The Implicit Function Theorem tells us that if we have a smooth function $f: \mathbb{R}^{n+k} \to \mathbb{R}^{k}$ such that $f(a) = 0$ for some $a \in \mathbb{R}^{n+k}$, then we can find points close to $a$ that lie in the same level set $f^{-1}(0)$ which can be expressed as the graph of a function $\mathbb{R}^{n} \to \mathbb{R}^{k}$, assuming that a $k$-dimensional restriction of $Df(a)$ mapping $\mathbb{R}^{k} \to \mathbb{R}^{k}$ is invertible.

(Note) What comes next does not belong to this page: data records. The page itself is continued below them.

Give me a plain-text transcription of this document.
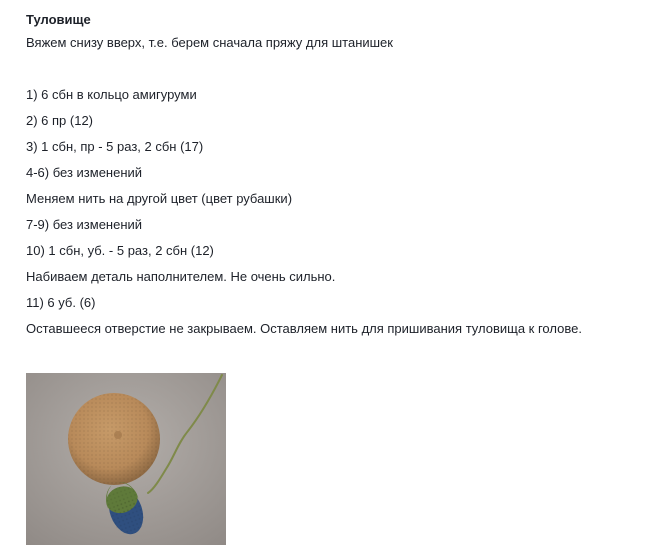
Туловище

Вяжем снизу вверх, т.е. берем сначала пряжу для штанишек

1) 6 сбн в кольцо амигуруми

2) 6 пр (12)

3) 1 сбн, пр - 5 раз, 2 сбн (17)

4-6) без изменений

Меняем нить на другой цвет (цвет рубашки)

7-9) без изменений

10) 1 сбн, уб. - 5 раз, 2 сбн (12)

Набиваем деталь наполнителем. Не очень сильно.

11) 6 уб. (6)

Оставшееся отверстие не закрываем. Оставляем нить для пришивания туловища к голове.
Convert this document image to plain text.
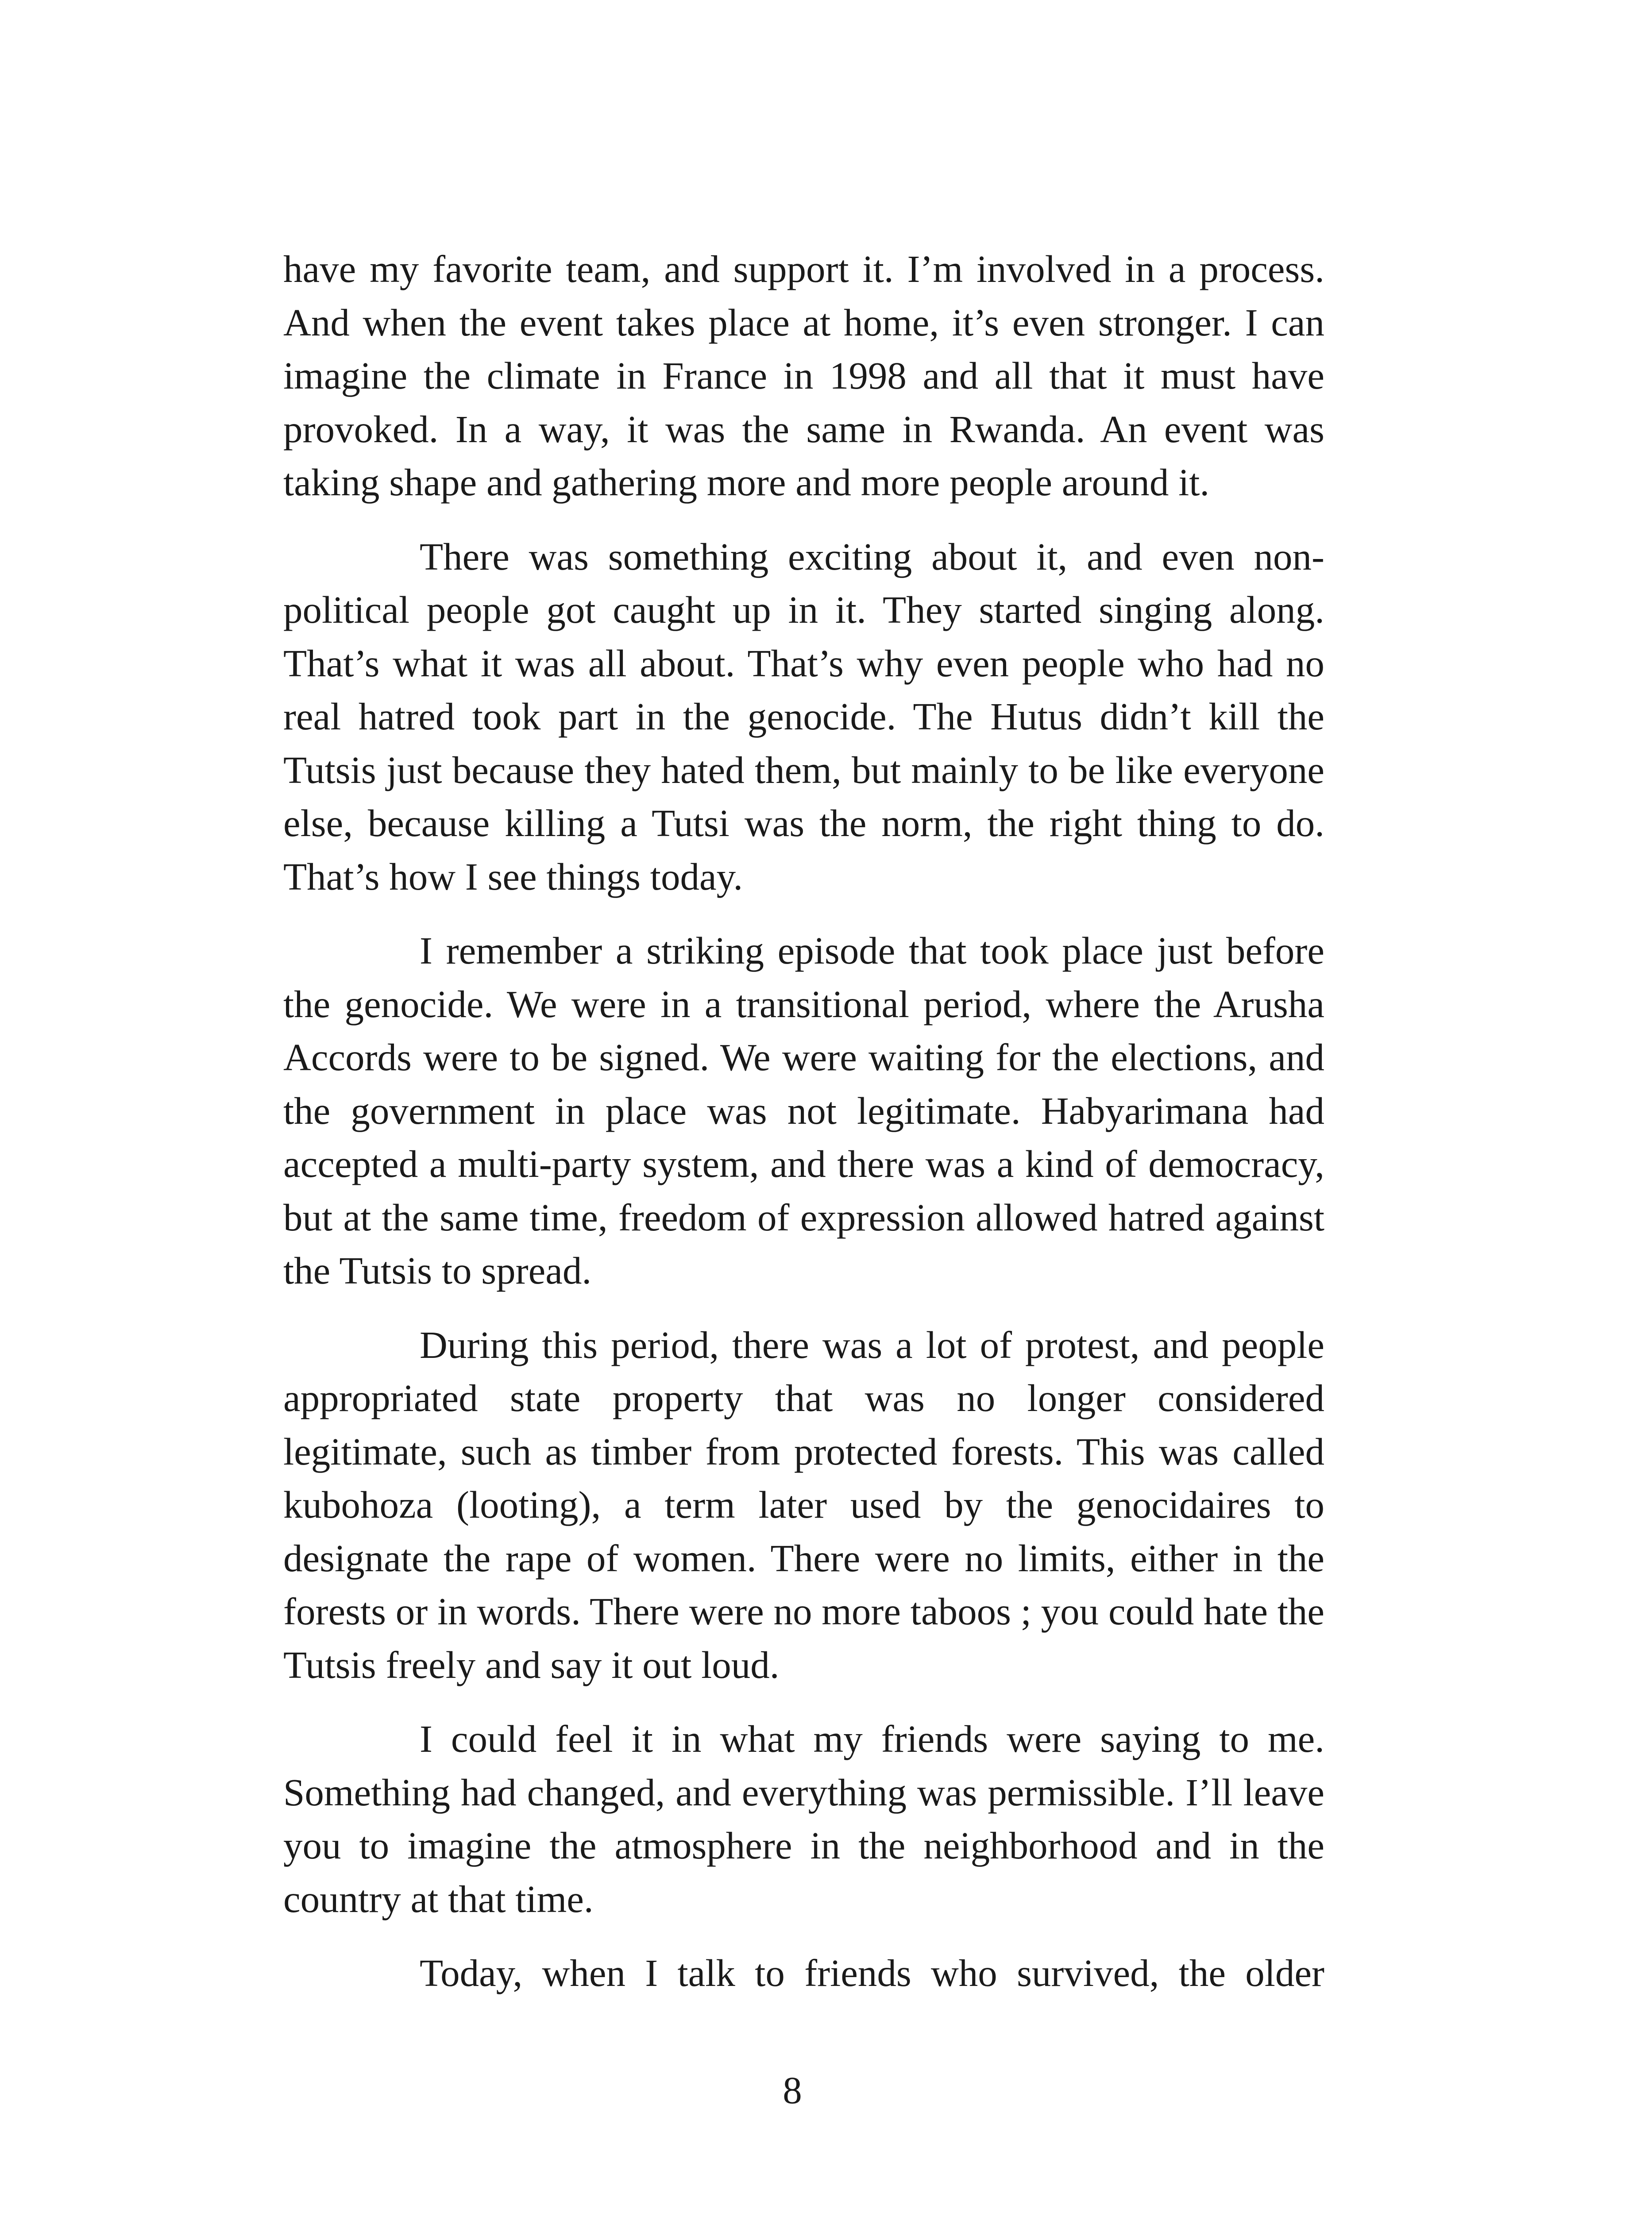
have my favorite team, and support it. I’m involved in a process. And when the event takes place at home, it’s even stronger. I can imagine the climate in France in 1998 and all that it must have provoked. In a way, it was the same in Rwanda. An event was taking shape and gathering more and more people around it.

There was something exciting about it, and even non-political people got caught up in it. They started singing along. That’s what it was all about. That’s why even people who had no real hatred took part in the genocide. The Hutus didn’t kill the Tutsis just because they hated them, but mainly to be like everyone else, because killing a Tutsi was the norm, the right thing to do. That’s how I see things today.

I remember a striking episode that took place just before the genocide. We were in a transitional period, where the Arusha Accords were to be signed. We were waiting for the elections, and the government in place was not legitimate. Habyarimana had accepted a multi-party system, and there was a kind of democracy, but at the same time, freedom of expression allowed hatred against the Tutsis to spread.

During this period, there was a lot of protest, and people appropriated state property that was no longer considered legitimate, such as timber from protected forests. This was called kubohoza (looting), a term later used by the genocidaires to designate the rape of women. There were no limits, either in the forests or in words. There were no more taboos ; you could hate the Tutsis freely and say it out loud.

I could feel it in what my friends were saying to me. Something had changed, and everything was permissible. I’ll leave you to imagine the atmosphere in the neighborhood and in the country at that time.

Today, when I talk to friends who survived, the older

8
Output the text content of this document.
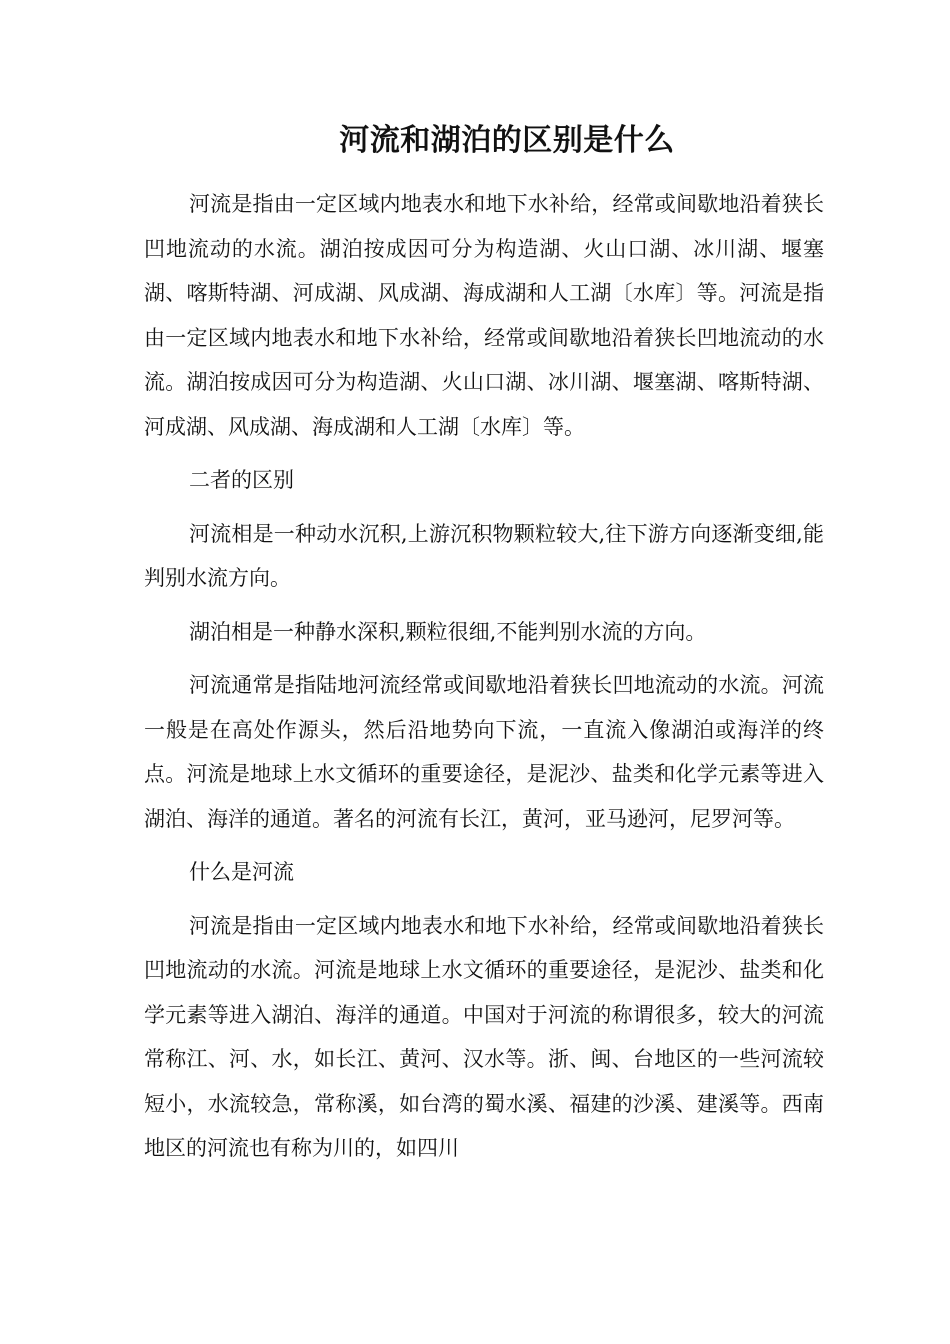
河流和湖泊的区别是什么

河流是指由一定区域内地表水和地下水补给，经常或间歇地沿着狭长凹地流动的水流。湖泊按成因可分为构造湖、火山口湖、冰川湖、堰塞湖、喀斯特湖、河成湖、风成湖、海成湖和人工湖〔水库〕等。河流是指由一定区域内地表水和地下水补给，经常或间歇地沿着狭长凹地流动的水流。湖泊按成因可分为构造湖、火山口湖、冰川湖、堰塞湖、喀斯特湖、河成湖、风成湖、海成湖和人工湖〔水库〕等。

二者的区别

河流相是一种动水沉积,上游沉积物颗粒较大,往下游方向逐渐变细,能判别水流方向。

湖泊相是一种静水深积,颗粒很细,不能判别水流的方向。

河流通常是指陆地河流经常或间歇地沿着狭长凹地流动的水流。河流一般是在高处作源头，然后沿地势向下流，一直流入像湖泊或海洋的终点。河流是地球上水文循环的重要途径，是泥沙、盐类和化学元素等进入湖泊、海洋的通道。著名的河流有长江，黄河，亚马逊河，尼罗河等。

什么是河流

河流是指由一定区域内地表水和地下水补给，经常或间歇地沿着狭长凹地流动的水流。河流是地球上水文循环的重要途径，是泥沙、盐类和化学元素等进入湖泊、海洋的通道。中国对于河流的称谓很多，较大的河流常称江、河、水，如长江、黄河、汉水等。浙、闽、台地区的一些河流较短小，水流较急，常称溪，如台湾的蜀水溪、福建的沙溪、建溪等。西南地区的河流也有称为川的，如四川
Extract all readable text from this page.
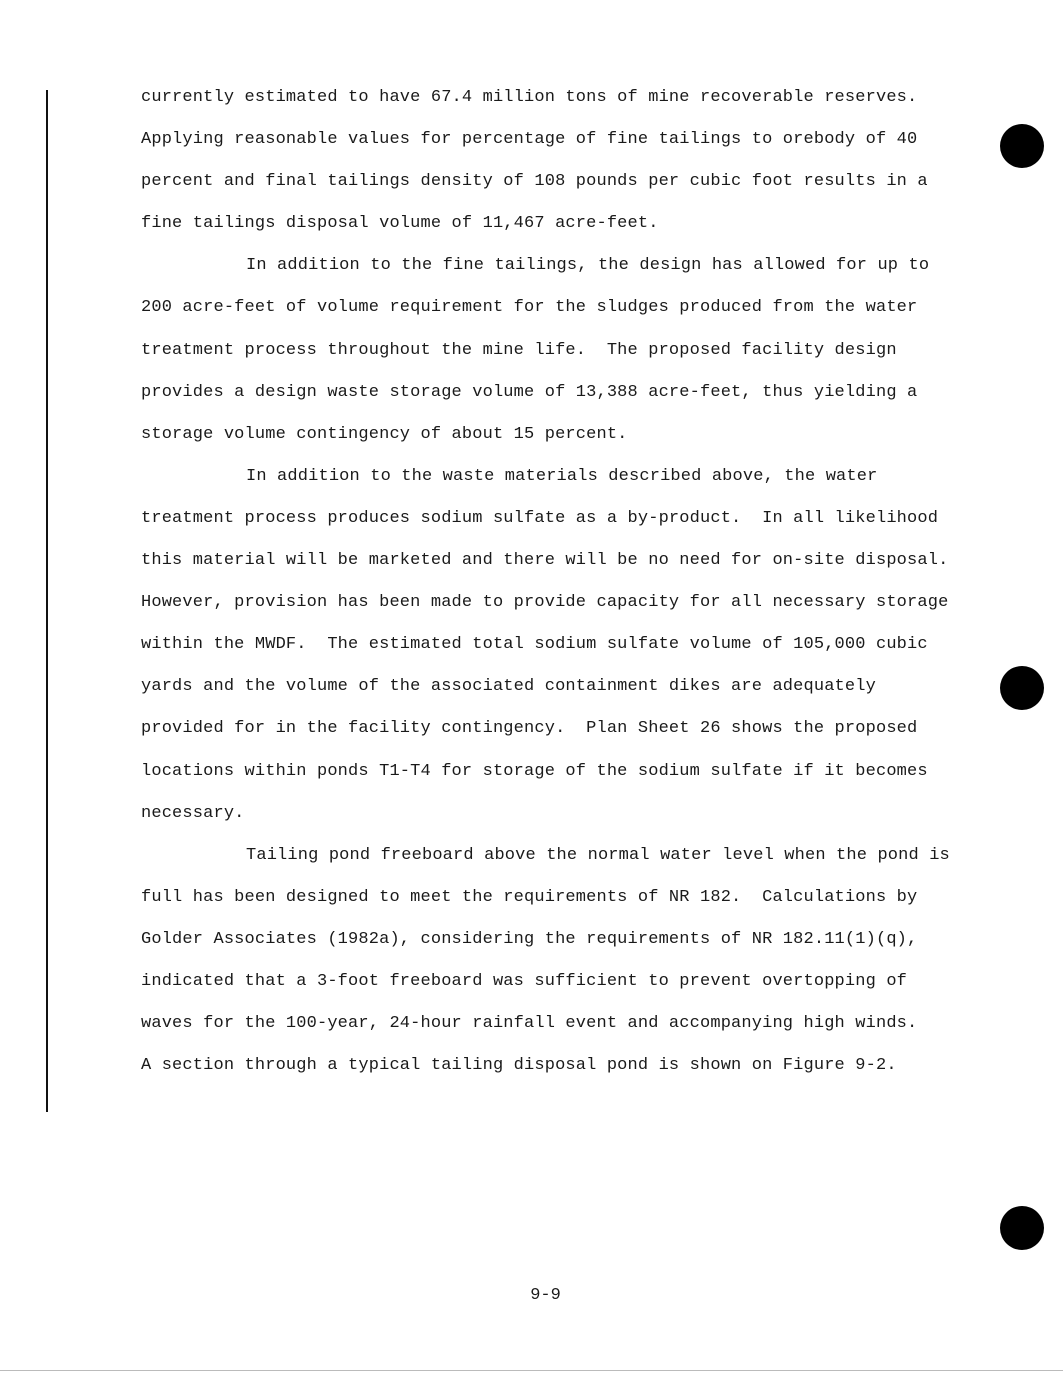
currently estimated to have 67.4 million tons of mine recoverable reserves.
Applying reasonable values for percentage of fine tailings to orebody of 40
percent and final tailings density of 108 pounds per cubic foot results in a
fine tailings disposal volume of 11,467 acre-feet.
In addition to the fine tailings, the design has allowed for up to
200 acre-feet of volume requirement for the sludges produced from the water
treatment process throughout the mine life.  The proposed facility design
provides a design waste storage volume of 13,388 acre-feet, thus yielding a
storage volume contingency of about 15 percent.
In addition to the waste materials described above, the water
treatment process produces sodium sulfate as a by-product.  In all likelihood
this material will be marketed and there will be no need for on-site disposal.
However, provision has been made to provide capacity for all necessary storage
within the MWDF.  The estimated total sodium sulfate volume of 105,000 cubic
yards and the volume of the associated containment dikes are adequately
provided for in the facility contingency.  Plan Sheet 26 shows the proposed
locations within ponds T1-T4 for storage of the sodium sulfate if it becomes
necessary.
Tailing pond freeboard above the normal water level when the pond is
full has been designed to meet the requirements of NR 182.  Calculations by
Golder Associates (1982a), considering the requirements of NR 182.11(1)(q),
indicated that a 3-foot freeboard was sufficient to prevent overtopping of
waves for the 100-year, 24-hour rainfall event and accompanying high winds.
A section through a typical tailing disposal pond is shown on Figure 9-2.
9-9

Is the converse of this statement true? That is, if we assume the hypotheses of the Implicit Function Theorem, is it true that the graph of a function $\mathbb{R}^{n} \to \mathbb{R}^{k}$, as a subset of $\mathbb{R}^{n+k}$, can be locally expressed as the level set of some function $\mathbb{R}^{n+k} \to \mathbb{R}^{k}$? How would one prove this?
Consider a simple situation: We have a $C^1$ function $f:(0,1)\to \mathbb R.$ The graph of $f$ is the set $G=\{(x,f(x)):x\in (0,1)\}.$ On $U=(0,1)\times \mathbb R,$ define $g(x,y)= y-f(x).$ Then $g\in C^1(U),$ and the level set $\{g=0\}$ is precisely $G.$